I shoulda said burn time. With the clay pot base in I can only get 8 or 9 hours burn time. I shut it down after 15 today. I'm curiuos to see how much charcoal is left. I'll have to take a peak in the morning.
Great looking brisky. What did you mean ,clay pot base?Does that cover the top of the charcoal basket? Did you have to add more charcoal? Just curious. Thanks:eusa_clap
 
I have a third rack installed in my UDS. I put a 16" clay pot base on it as a heat shield / diffuser. When I first started with a UDS, I didn't like it. I liked the ease of use and cook times, but not the flavor of the food. I was to smokey for me and the K seemed to leave a chemical flavor kinda like lighter fluid. There was something there that I didn't care for so I went for the indirect method. (What I call the JD mod since I got the idea from him) I have never added charcoal, just dealt with shorter burn times. Using Stubbs, I didn't get the flavor I didn't like using it direct. The only real difference I will miss is no big temp spikes when you open it. They stayed steady.
 
Great looking brisket and I love that spatula!! Do you happen to have a link to where I could get one?

Looks mighty fine.

I just looked up Stubbs charcoal on Lowes site. They show a bag that clearly says Stubbs charcoal, and caption it Cowboy. Guess they are the same thing.

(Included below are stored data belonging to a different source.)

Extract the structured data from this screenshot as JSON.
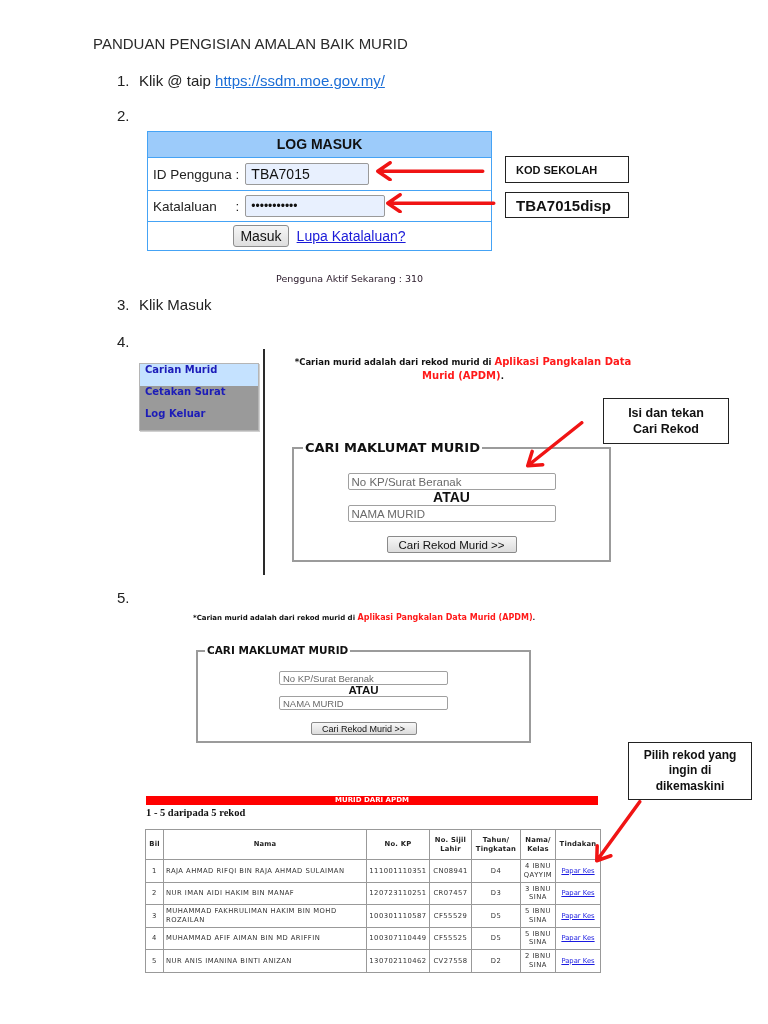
{
  "document": {
    "title": "PANDUAN PENGISIAN AMALAN BAIK MURID"
  },
  "steps": [
    {
      "kind": "text",
      "number": "1.",
      "text": "Klik @ taip",
      "link": "https://ssdm.moe.gov.my/"
    },
    {
      "kind": "login",
      "number": "2.",
      "login_panel": {
        "title": "LOG MASUK",
        "fields": [
          {
            "kind": "text",
            "label": "ID Pengguna :",
            "value": "TBA7015"
          },
          {
            "kind": "password",
            "label": "Katalaluan     :",
            "value": "•••••••••••"
          }
        ],
        "button": "Masuk",
        "link": "Lupa Katalaluan?"
      },
      "status": "Pengguna Aktif Sekarang : 310",
      "callouts": [
        "KOD SEKOLAH",
        "TBA7015disp"
      ]
    },
    {
      "kind": "text",
      "number": "3.",
      "text": "Klik Masuk"
    },
    {
      "kind": "search",
      "number": "4.",
      "menu": [
        {
          "label": "Carian Murid",
          "selected": true
        },
        {
          "label": "Cetakan Surat",
          "selected": false
        },
        {
          "label": "Log Keluar",
          "selected": false
        }
      ],
      "notice": {
        "text": "*Carian murid adalah dari rekod murid di",
        "source": "Aplikasi Pangkalan Data Murid (APDM)",
        "end": "."
      },
      "form": {
        "legend": "CARI MAKLUMAT MURID",
        "fields": [
          {
            "placeholder": "No KP/Surat Beranak"
          },
          {
            "placeholder": "NAMA MURID"
          }
        ],
        "separator": "ATAU",
        "button": "Cari Rekod Murid >>"
      },
      "callouts": [
        "Isi dan tekan Cari Rekod"
      ]
    },
    {
      "kind": "results",
      "number": "5.",
      "notice": {
        "text": "*Carian murid adalah dari rekod murid di",
        "source": "Aplikasi Pangkalan Data Murid (APDM)",
        "end": "."
      },
      "form": {
        "legend": "CARI MAKLUMAT MURID",
        "fields": [
          {
            "placeholder": "No KP/Surat Beranak"
          },
          {
            "placeholder": "NAMA MURID"
          }
        ],
        "separator": "ATAU",
        "button": "Cari Rekod Murid >>"
      },
      "callouts": [
        "Pilih rekod yang ingin di dikemaskini"
      ],
      "results": {
        "banner": "MURID DARI APDM",
        "count": "1 - 5 daripada 5 rekod",
        "columns": [
          "Bil",
          "Nama",
          "No. KP",
          "No. Sijil Lahir",
          "Tahun/ Tingkatan",
          "Nama/ Kelas",
          "Tindakan"
        ],
        "rows": [
          {
            "cells": [
              "1",
              "RAJA AHMAD RIFQI BIN RAJA AHMAD SULAIMAN",
              "111001110351",
              "CN08941",
              "D4",
              "4 IBNU QAYYIM"
            ],
            "action": "Papar Kes"
          },
          {
            "cells": [
              "2",
              "NUR IMAN AIDI HAKIM BIN MANAF",
              "120723110251",
              "CR07457",
              "D3",
              "3 IBNU SINA"
            ],
            "action": "Papar Kes"
          },
          {
            "cells": [
              "3",
              "MUHAMMAD FAKHRULIMAN HAKIM BIN MOHD ROZAILAN",
              "100301110587",
              "CF55529",
              "D5",
              "5 IBNU SINA"
            ],
            "action": "Papar Kes"
          },
          {
            "cells": [
              "4",
              "MUHAMMAD AFIF AIMAN BIN MD ARIFFIN",
              "100307110449",
              "CF55525",
              "D5",
              "5 IBNU SINA"
            ],
            "action": "Papar Kes"
          },
          {
            "cells": [
              "5",
              "NUR ANIS IMANINA BINTI ANIZAN",
              "130702110462",
              "CV27558",
              "D2",
              "2 IBNU SINA"
            ],
            "action": "Papar Kes"
          }
        ]
      }
    }
  ]
}
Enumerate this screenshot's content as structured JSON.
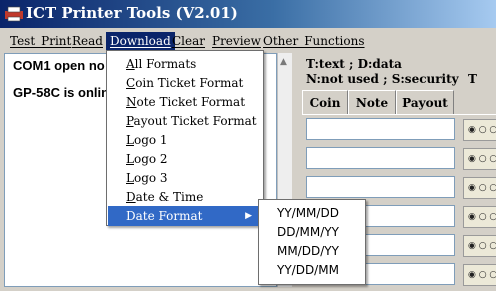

The Stubbs briquettes are made by Cowboy, or at least they package and distribute them.
 
Great looking brisket and I love that spatula!! Do you happen to have a link to where I could get one?

My wife bought it at Linens 'N Things before they closed down here. It's supposed to be for fish, but it is so strong that I use it for briskets and butts. I can pick up a whole packer one handed.